Paul Manafort’s defense rested its case Tuesday without calling any witnesses in the former Trump campaign chairman’s tax evasion and bank fraud trial. Manafort himself chose not to testify.
The decision not to call witnesses clears the way for the jury to hear closing arguments in the first trial to emerge from special counsel Robert Mueller’s investigation. Those arguments are scheduled for Wednesday morning.
Manafort is accused of hiding millions of dollars in income he received advising Ukrainian politicians. The defense has tried to blame Manafort’s financial mistakes on his former deputy, Rick Gates. Defense attorneys have called Gates a liar, philanderer and embezzler as they’ve sought to undermine his testimony.

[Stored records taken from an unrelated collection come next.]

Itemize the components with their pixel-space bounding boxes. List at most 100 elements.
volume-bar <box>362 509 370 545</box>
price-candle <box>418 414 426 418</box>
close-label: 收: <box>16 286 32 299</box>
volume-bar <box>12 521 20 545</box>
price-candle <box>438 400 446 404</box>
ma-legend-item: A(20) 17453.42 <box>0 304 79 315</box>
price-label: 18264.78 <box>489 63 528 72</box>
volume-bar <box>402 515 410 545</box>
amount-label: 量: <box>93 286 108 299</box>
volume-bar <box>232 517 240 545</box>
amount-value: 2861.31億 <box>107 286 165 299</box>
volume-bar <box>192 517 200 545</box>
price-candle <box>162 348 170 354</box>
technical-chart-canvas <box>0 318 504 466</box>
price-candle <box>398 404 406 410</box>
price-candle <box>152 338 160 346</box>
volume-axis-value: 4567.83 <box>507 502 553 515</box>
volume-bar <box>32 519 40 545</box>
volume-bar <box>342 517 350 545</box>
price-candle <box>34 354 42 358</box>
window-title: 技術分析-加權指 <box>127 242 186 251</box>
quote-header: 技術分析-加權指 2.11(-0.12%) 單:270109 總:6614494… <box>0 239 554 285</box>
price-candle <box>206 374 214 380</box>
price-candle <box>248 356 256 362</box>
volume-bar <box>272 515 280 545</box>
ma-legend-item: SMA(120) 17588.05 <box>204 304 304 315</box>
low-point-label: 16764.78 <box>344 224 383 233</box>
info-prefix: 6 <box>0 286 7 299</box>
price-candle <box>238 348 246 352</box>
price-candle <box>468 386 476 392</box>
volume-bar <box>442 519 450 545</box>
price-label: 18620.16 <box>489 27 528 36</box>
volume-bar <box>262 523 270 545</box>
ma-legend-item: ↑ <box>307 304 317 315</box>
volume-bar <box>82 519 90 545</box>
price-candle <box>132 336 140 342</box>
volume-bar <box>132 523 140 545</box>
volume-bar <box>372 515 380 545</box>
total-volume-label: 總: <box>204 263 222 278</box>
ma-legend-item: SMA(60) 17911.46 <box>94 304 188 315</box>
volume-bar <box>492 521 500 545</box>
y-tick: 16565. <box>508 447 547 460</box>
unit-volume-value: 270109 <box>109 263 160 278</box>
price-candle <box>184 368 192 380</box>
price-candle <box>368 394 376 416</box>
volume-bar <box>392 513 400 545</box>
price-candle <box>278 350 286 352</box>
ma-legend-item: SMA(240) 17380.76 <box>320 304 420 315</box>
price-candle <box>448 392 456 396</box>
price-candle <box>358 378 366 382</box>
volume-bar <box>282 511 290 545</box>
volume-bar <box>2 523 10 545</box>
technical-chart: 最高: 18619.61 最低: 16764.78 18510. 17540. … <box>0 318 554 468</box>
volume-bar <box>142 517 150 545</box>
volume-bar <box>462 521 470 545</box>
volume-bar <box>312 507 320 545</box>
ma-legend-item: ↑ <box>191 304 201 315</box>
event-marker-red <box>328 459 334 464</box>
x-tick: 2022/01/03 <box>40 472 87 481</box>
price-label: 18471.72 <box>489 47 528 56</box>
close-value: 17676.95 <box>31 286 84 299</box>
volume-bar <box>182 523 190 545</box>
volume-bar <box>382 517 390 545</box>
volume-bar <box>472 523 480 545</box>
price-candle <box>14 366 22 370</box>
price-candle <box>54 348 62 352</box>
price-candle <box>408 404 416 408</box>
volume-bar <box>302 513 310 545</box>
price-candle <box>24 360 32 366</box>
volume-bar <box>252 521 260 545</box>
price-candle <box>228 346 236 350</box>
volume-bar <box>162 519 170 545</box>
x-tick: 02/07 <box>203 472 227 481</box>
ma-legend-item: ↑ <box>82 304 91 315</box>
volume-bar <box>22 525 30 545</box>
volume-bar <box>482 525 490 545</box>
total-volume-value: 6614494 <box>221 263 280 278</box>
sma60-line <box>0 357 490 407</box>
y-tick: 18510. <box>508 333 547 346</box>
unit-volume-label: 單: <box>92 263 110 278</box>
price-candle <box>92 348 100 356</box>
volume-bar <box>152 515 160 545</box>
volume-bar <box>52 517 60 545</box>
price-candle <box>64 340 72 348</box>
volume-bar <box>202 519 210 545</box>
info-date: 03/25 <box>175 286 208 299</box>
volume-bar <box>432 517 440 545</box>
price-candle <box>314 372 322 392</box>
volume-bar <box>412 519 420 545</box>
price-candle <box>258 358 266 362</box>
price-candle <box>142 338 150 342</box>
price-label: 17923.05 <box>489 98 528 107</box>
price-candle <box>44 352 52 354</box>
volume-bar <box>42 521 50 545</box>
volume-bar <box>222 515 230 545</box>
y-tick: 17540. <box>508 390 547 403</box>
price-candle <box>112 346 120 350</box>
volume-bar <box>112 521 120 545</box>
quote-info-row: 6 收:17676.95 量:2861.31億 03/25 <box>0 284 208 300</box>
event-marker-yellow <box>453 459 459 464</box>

Manafort’s decision not to testify and not to call witnesses was announced by his attorney, Kevin Downing, before the jury on Tuesday afternoon. Asked by U.S. District Judge T.S. Ellis III whether he wished to testify in his defense, Manafort responded: “No, sir.”
The announcement came after a more than two-hour hearing that was closed to the public. The judge has not given any explanation for the sealed proceeding, only noting that a transcript of it would become public after Manafort’s case concludes.
After announcing that they were resting their case, Downing told reporters outside the courthouse that they did so because they believe “the government has not met its burden of proof.”
Also Tuesday, Ellis rejected a defense motion that the case should be dismissed on those same grounds. Manafort’s lawyers asked the judge to toss out all the charges, but they focused in particular on four bank-fraud charges.
The government says Manafort hid at least $16 million in income from the IRS between 2010 and 2014 by disguising the money he earned advising politicians in Ukraine as loans and hiding it in foreign banks. Then, after his money in Ukraine dried up, they allege he defrauded banks by lying about his income on loan applications and concealing other financial information, such as mortgages.
Manafort’s lawyers argued there is no way that one of the banks, Federal Savings Bank, could have been defrauded because its chairman, Stephen Calk, knew full well that Manafort’s finances were in disarray but approved the loan to Manafort anyway. Witnesses testified that Calk pushed the loans through because he wanted a post in the Trump administration.
Ellis, in making his ruling, said the defense made a “significant” argument, but he ultimately ruled the question “is an issue for the jury.”
Prosecutors rested their case on Monday, closing two weeks of a testimony in which they introduced a trove of documentary evidence as they sought to prove Manafort’s guilt on 18 separate criminal counts. The prosecution depicted Manafort as using the millions of dollars hidden in offshore accounts to fund a luxurious lifestyle.
The case against Manafort does not relate to any allegations of Russian election interference or possible coordination with the Trump campaign, the main thrust of Mueller’s investigation.
Still, the proceedings have drawn President Donald Trump’s attention — and prompted tweets — as the president has worked to undermine the standing of the Mueller investigation in the public square.
Trump has distanced himself from Manafort, who led the campaign from May to August 2016 with Gates at his side. Gates struck a plea deal with prosecutors and has provided much of the drama of the trial so far.
Gates testified that he helped Manafort commit crimes in an effort to lower his tax bill and fund his lavish lifestyle. During testimony, Gates was also forced to admit embezzling hundreds of thousands of dollars from Manafort and conducting an extramarital affair.
After jurors were excused on Tuesday, lawyers for both sides conferred with the judge in open court on the language Ellis will use to instruct the jurors in their deliberations.
The only dispute was about what jurors should be told about how to interpret questions and comments interjected by the judge during the course of the trial.
Prosecutors, who have been frustrated by Ellis’ tendency to interrupt and chide prosecutors in front of the jury, sought stronger language to make clear that jurors do not need to adopt any opinions expressed by the judge.
At one point in the discussion, Ellis asked prosecutors whether they thought he had ever interjected his own opinions. Prosecutor Greg Andres, who has had the strongest confrontations with Ellis, said “yes.”
Ellis eventually came up with compromise language that was agreeable to both sides.